Cancer is the second leading causes of death in the United States, claiming nearly 600,000 lives each year, according to the Centers for Disease Control and Prevention.
Yet, a cure remains elusive despite the best cancer prevention practices. Part of the reason lies in the fact that it isn’t one disease, but more than 100 types, explains the National Cancer Institute.
Calling cancer complicated only scratches the surface. It can even vary within the same cell type. Equally complex are the risk factors that spur its growth. For example, over 90 percent of colon cancer cases are sporadic, according to the National Cancer Institute. That means the patient didn’t have a family history of it to explain its occurrence.
Cancer and Lifestyle
Understand the causes is imperative for developing a cure or, more correctly, cures. Lifestyle choices such as smoking remain a leading cause of preventable cancers. Rising obesity rates present another concern. The International Agency for Research on Cancer (IARC) identified at least 13 types of cancer associated with obesity.
These findings shine the spotlight on the role of metabolism as described in a theory proposed by Dr. Thomas Seyfried, professor of biology at Boston College. Cancer cells require large amounts of energy or adenosine triphosphate (ATP) to grow and metastasize. The human body produces the fuel it needs through cellular respiration.
It can do it efficiently in the presence of oxygen, but cancer cells often rely on other methods that don’t require oxygen—namely, glycolysis. For many years, the scientific community has considered cancer a genetic disease. Current research is exploring the possibility that it has a metabolic component; hence, the interest in energy production and cancer.
The Warburg Effect
German biochemist, Otto Warburg, described this surprising preference for glycolysis in cancer cells even in the presence of oxygen. Glycolysis is not an efficient means of producing energy. Normal cells take advantage of the presence of oxygen to produce 36 molecules of ATP versus the 2 molecules of glycolysis.

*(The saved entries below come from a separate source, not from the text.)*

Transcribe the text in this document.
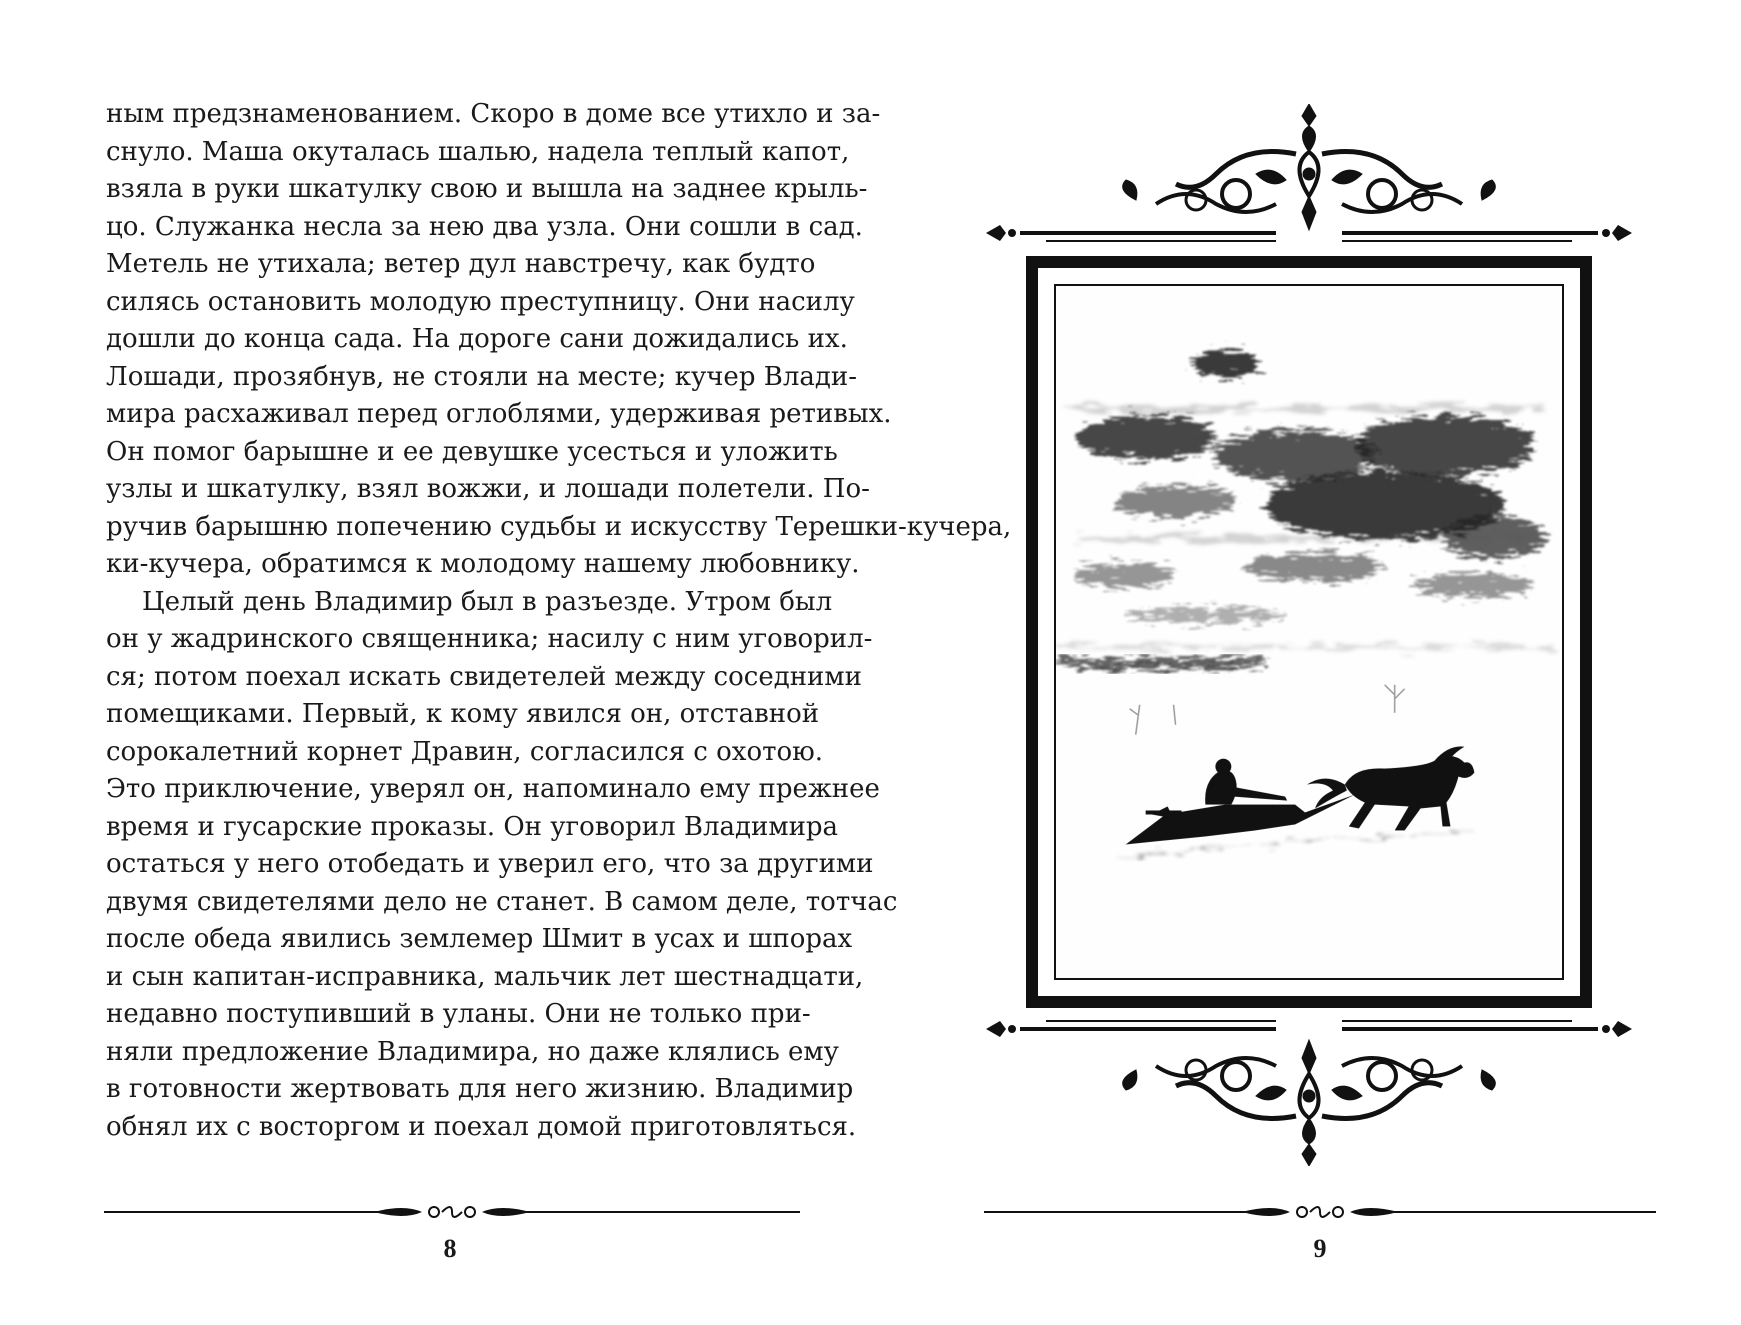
ным предзнаменованием. Скоро в доме все утихло и за-
снуло. Маша окуталась шалью, надела теплый капот,
взяла в руки шкатулку свою и вышла на заднее крыль-
цо. Служанка несла за нею два узла. Они сошли в сад.
Метель не утихала; ветер дул навстречу, как будто
силясь остановить молодую преступницу. Они насилу
дошли до конца сада. На дороге сани дожидались их.
Лошади, прозябнув, не стояли на месте; кучер Влади-
мира расхаживал перед оглоблями, удерживая ретивых.
Он помог барышне и ее девушке усесться и уложить
узлы и шкатулку, взял вожжи, и лошади полетели. По-
ручив барышню попечению судьбы и искусству Терешки-кучера,
ки-кучера, обратимся к молодому нашему любовнику.
Целый день Владимир был в разъезде. Утром был
он у жадринского священника; насилу с ним уговорил-
ся; потом поехал искать свидетелей между соседними
помещиками. Первый, к кому явился он, отставной
сорокалетний корнет Дравин, согласился с охотою.
Это приключение, уверял он, напоминало ему прежнее
время и гусарские проказы. Он уговорил Владимира
остаться у него отобедать и уверил его, что за другими
двумя свидетелями дело не станет. В самом деле, тотчас
после обеда явились землемер Шмит в усах и шпорах
и сын капитан-исправника, мальчик лет шестнадцати,
недавно поступивший в уланы. Они не только при-
няли предложение Владимира, но даже клялись ему
в готовности жертвовать для него жизнию. Владимир
обнял их с восторгом и поехал домой приготовляться.
8	9
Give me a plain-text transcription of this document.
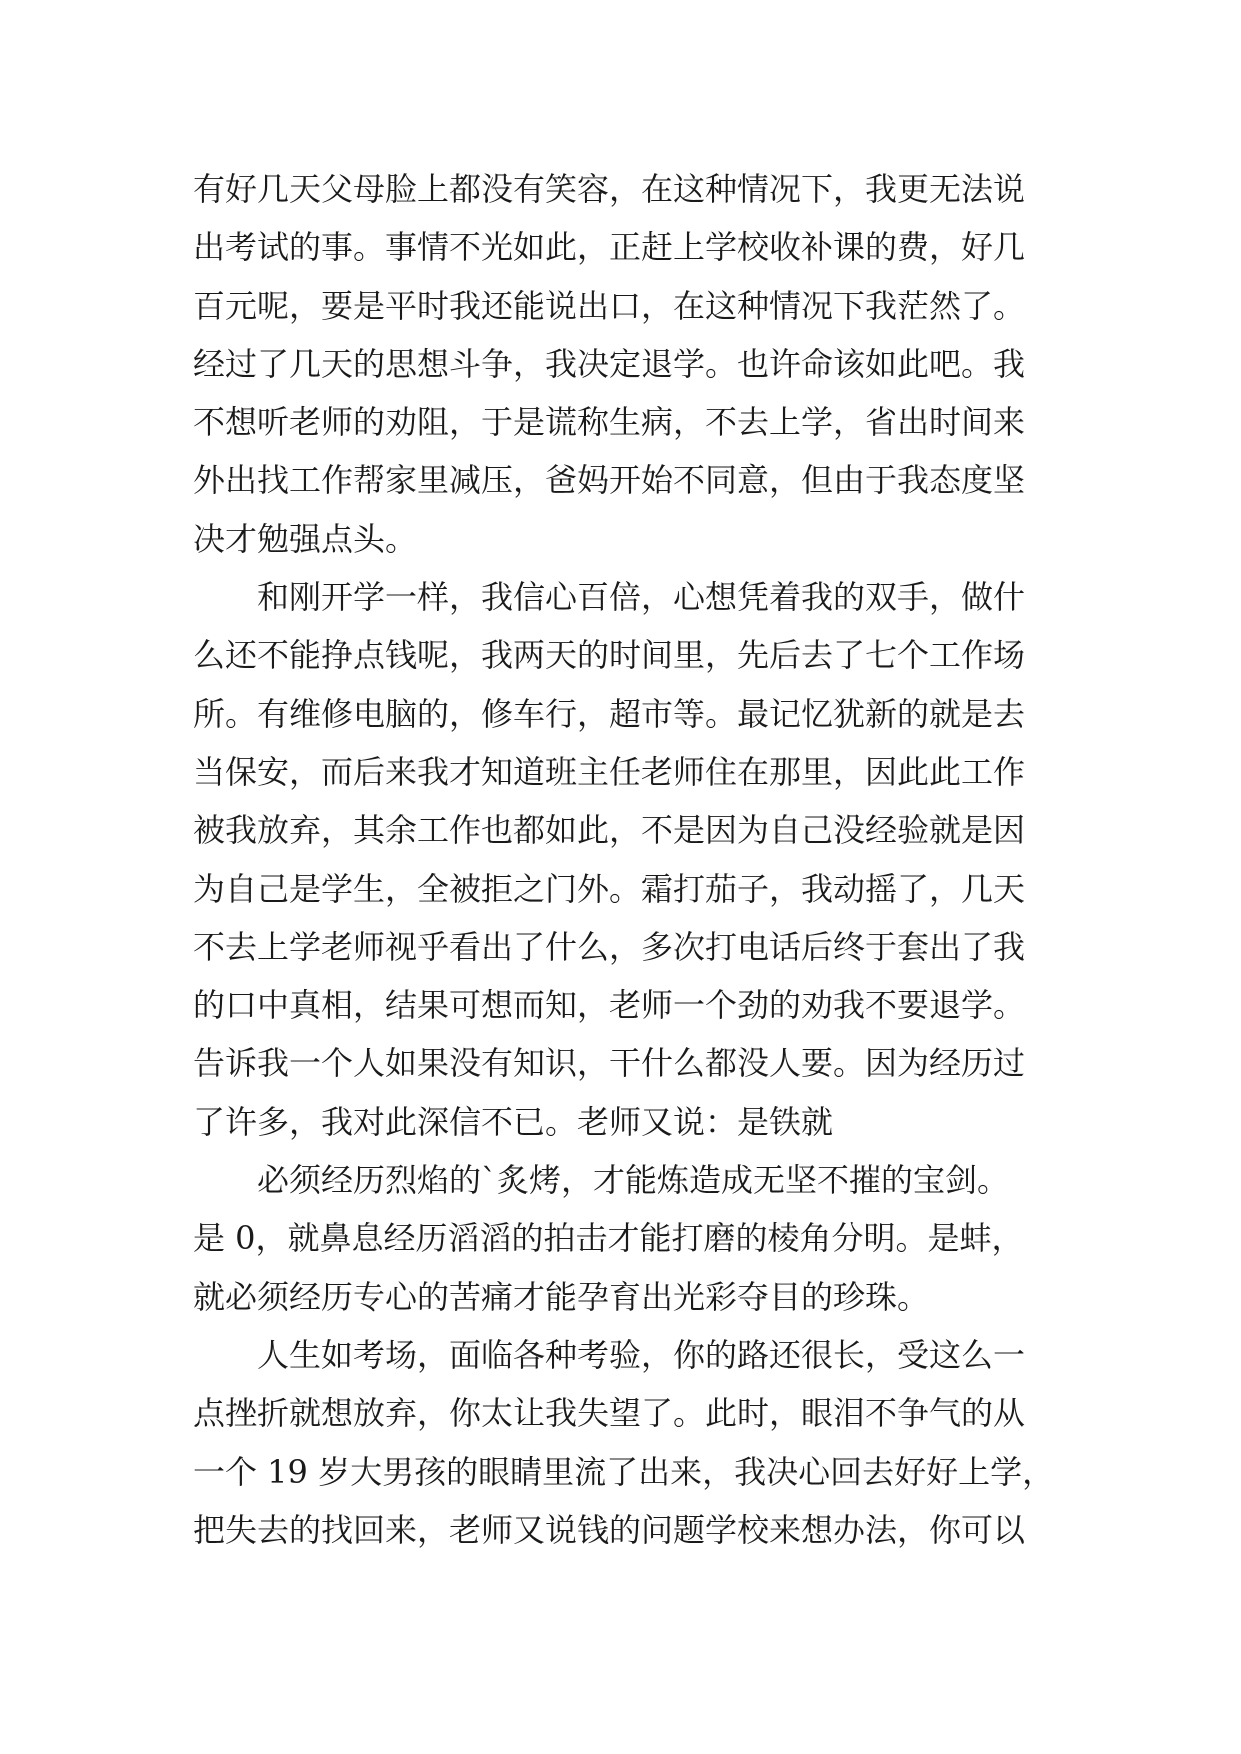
有好几天父母脸上都没有笑容，在这种情况下，我更无法说
出考试的事。事情不光如此，正赶上学校收补课的费，好几
百元呢，要是平时我还能说出口，在这种情况下我茫然了。
经过了几天的思想斗争，我决定退学。也许命该如此吧。我
不想听老师的劝阻，于是谎称生病，不去上学，省出时间来
外出找工作帮家里减压，爸妈开始不同意，但由于我态度坚
决才勉强点头。
和刚开学一样，我信心百倍，心想凭着我的双手，做什
么还不能挣点钱呢，我两天的时间里，先后去了七个工作场
所。有维修电脑的，修车行，超市等。最记忆犹新的就是去
当保安，而后来我才知道班主任老师住在那里，因此此工作
被我放弃，其余工作也都如此，不是因为自己没经验就是因
为自己是学生，全被拒之门外。霜打茄子，我动摇了，几天
不去上学老师视乎看出了什么，多次打电话后终于套出了我
的口中真相，结果可想而知，老师一个劲的劝我不要退学。
告诉我一个人如果没有知识，干什么都没人要。因为经历过
了许多，我对此深信不已。老师又说：是铁就
必须经历烈焰的`炙烤，才能炼造成无坚不摧的宝剑。
是 0，就鼻息经历滔滔的拍击才能打磨的棱角分明。是蚌，
就必须经历专心的苦痛才能孕育出光彩夺目的珍珠。
人生如考场，面临各种考验，你的路还很长，受这么一
点挫折就想放弃，你太让我失望了。此时，眼泪不争气的从
一个 19 岁大男孩的眼睛里流了出来，我决心回去好好上学，
把失去的找回来，老师又说钱的问题学校来想办法，你可以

On the surface, it doesn’t seem to make sense. After all, normal cells will shrink and die without enough fuel. The researchers hypothesized that perhaps it gives cancer cells an edge so that they can proliferate more quickly. Another theory is that this form of energy production leaves cancer cells with enough glucose or sugar to survive and grow.
The research is promising, given that an estimated 60 to 90 percent of tumors make the switch to glycolysis for energy, according to Dr. Craig Thompson from the Abramson Cancer Center, University of Pennsylvania. That presents the possibilities for identifying drug and therapy targets.
The good news is that death rates of the most common types of cancer are declining, according to the JNCI report. Also, survival rates for some cancers have increased. The figures for female breast cancer, for example, have nearly doubled from 18.7 to 33.6 percent. With improved treatments, we may see the scourge of cancer lessen its grip even more in our lifetime.